Roman Mazurenko, a Belarussian-born tech entrepreneur, was run down by a speeding car on a Moscow street in November 2015. In his early 30s at the time, Mazurenko died from his injuries later that day at a nearby hospital. Soon after, his techie mates gathered to remember him. But one of them, San Francisco-based Eugenia Kuyda, wasn’t content with memories alone.
She set out to use the artificial intelligence chatbot she was developing to handle restaurant reservations to recreate her dead friend digitally. Mazurenko hadn’t been a big user of social media networks, but was a prolific texter. Kuyda used those texts, dating as far back as 2008, and others Mazurenko had sent to his circle of friends to help a neural network learn his personality.
“She fed them into an AI chatbot, made that available as an app so that anyone can download Roman Mazurenko for free on their phones and chat with a dead man,” Patrick Stokes, associate professor of philosophy at Deakin University last week told the audience at SXSW Sydney, the Asia-Pacific arm of SXSW, a media and music conference and festival.
Stokes, author of the book Digital Souls: A Philosophy of Online Death didn’t find the chatbot to be a compelling “simulacrum” of a human being.
“But I didn’t know him, and also I don’t speak Russian,” he clarified.
For Kuyda and many of Mazurenko’s friends however, chatting with the digital Mazurenko was therapeutic. The chatbot featured an option to ask him for advice and some did so, receiving brief, pragmatic responses, delivered in the distinct style of their lost friend.
Death is a binary concept, says Stokes. You’re either alive or dead. But advances in technology mean we may need to revisit our definition of death. The transhumanist movement dreams of the day when we can upload our consciousness to a computer and live on long after our physical demise.

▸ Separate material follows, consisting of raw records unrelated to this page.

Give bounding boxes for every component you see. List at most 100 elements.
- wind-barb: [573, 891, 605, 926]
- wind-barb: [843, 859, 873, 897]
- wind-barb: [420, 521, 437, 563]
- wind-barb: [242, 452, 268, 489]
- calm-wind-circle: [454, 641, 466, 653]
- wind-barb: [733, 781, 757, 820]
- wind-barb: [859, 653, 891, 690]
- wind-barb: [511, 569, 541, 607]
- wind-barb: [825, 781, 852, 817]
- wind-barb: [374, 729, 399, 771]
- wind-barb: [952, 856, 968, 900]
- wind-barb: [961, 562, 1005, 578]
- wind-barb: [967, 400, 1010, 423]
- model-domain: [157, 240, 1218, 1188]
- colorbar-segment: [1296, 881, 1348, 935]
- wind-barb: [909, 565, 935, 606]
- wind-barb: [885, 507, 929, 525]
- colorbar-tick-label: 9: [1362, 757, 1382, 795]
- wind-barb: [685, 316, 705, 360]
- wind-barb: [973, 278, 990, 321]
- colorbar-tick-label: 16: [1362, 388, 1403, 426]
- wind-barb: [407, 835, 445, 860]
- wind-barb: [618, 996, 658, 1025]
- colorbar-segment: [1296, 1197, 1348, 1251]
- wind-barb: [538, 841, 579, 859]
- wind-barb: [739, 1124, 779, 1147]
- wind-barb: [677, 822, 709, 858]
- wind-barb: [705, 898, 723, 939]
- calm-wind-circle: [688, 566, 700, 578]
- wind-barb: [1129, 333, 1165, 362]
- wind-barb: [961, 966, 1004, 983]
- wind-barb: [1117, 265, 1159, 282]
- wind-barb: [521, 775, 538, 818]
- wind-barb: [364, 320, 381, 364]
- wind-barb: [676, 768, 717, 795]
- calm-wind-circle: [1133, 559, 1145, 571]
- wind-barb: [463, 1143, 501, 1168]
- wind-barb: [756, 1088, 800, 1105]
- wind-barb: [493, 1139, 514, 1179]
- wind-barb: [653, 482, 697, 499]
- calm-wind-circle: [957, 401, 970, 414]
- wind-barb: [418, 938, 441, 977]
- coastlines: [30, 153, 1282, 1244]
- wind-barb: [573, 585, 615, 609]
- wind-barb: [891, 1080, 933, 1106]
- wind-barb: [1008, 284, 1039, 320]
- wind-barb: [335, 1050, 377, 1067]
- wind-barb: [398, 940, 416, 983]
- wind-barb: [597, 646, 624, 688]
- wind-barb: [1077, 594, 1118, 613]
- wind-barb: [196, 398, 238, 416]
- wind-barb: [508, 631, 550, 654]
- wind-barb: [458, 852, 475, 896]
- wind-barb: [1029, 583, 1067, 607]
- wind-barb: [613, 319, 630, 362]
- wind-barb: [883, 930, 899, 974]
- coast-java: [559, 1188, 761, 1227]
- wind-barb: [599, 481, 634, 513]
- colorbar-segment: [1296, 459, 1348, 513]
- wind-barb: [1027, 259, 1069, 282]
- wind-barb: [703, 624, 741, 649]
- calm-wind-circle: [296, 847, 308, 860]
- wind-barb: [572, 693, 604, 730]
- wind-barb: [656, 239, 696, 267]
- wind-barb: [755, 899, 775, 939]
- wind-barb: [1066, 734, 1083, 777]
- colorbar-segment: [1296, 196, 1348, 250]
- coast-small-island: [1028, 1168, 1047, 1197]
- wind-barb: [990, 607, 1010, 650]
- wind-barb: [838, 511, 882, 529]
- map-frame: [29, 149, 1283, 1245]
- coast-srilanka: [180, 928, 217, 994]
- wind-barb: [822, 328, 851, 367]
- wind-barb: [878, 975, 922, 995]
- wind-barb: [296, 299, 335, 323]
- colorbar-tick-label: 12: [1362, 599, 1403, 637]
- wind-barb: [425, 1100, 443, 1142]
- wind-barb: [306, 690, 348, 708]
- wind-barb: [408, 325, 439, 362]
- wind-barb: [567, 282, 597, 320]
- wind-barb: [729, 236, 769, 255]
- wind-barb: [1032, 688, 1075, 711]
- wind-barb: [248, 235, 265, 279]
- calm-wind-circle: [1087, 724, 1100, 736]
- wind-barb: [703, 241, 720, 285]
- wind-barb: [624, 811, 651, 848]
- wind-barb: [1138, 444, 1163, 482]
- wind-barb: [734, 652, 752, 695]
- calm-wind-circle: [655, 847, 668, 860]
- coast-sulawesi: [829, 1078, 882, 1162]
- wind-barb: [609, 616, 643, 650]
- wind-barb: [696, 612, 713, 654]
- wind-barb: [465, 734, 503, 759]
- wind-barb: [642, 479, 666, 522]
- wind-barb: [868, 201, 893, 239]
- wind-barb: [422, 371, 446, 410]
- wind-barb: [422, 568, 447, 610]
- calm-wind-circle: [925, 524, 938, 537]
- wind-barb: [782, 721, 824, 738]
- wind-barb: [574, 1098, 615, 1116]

“Well, that’s all fine in practice, but will it work in theory?” Stokes asked. Meaning that it may well be possible one day – Elon Musk’s company, Neuralink, is one of a handful in the race to develop computer-brain interfaces. But whether we should do it is another question entirely.
What rights and responsibilities would you have when you are a fully-digital entity? What right does your family and friends have to reanimate you as a digital avatar to salve the grief they feel over your absence?
Society doesn’t have answers to these questions yet. We memorialise Facebook pages to remember the dead, but the digital estate we leave is now capable of so much more. In the era of ChatGPT, iRoman could be recreated as a much more realistic digital avatar than was possible in 2015.
“It’s really important to differentiate between living on for ourselves, and living on for other people,” Stokes points out.
If you eventually have the choice to live on in a conscious state on a computer server after your body dies, at least you have some agency over your future. But we could see the data of the dead increasingly mined to bring them back, including realistic video and audio representations of them.
I’m happy for my digital remains to turn to dust. I certainly don’t want to be revived as a chatbot. But I think of someone like broadcaster Sir David Attenborough, whose documentaries have been hugely influential to me and millions of people around the world. Aged 97, we not likely to get many more films from the natural history icon – unless he lives on as the digital star of the show.
I’d be very happy with that – but I’m thinking about what I want. That decision is for Attenborough to make.
So, the next time you update your will with instructions about what you want done with your body after you die and how your assets are to be divided up, give some thought to your digital estate. Do you want to leave one at all or direct your family to press delete?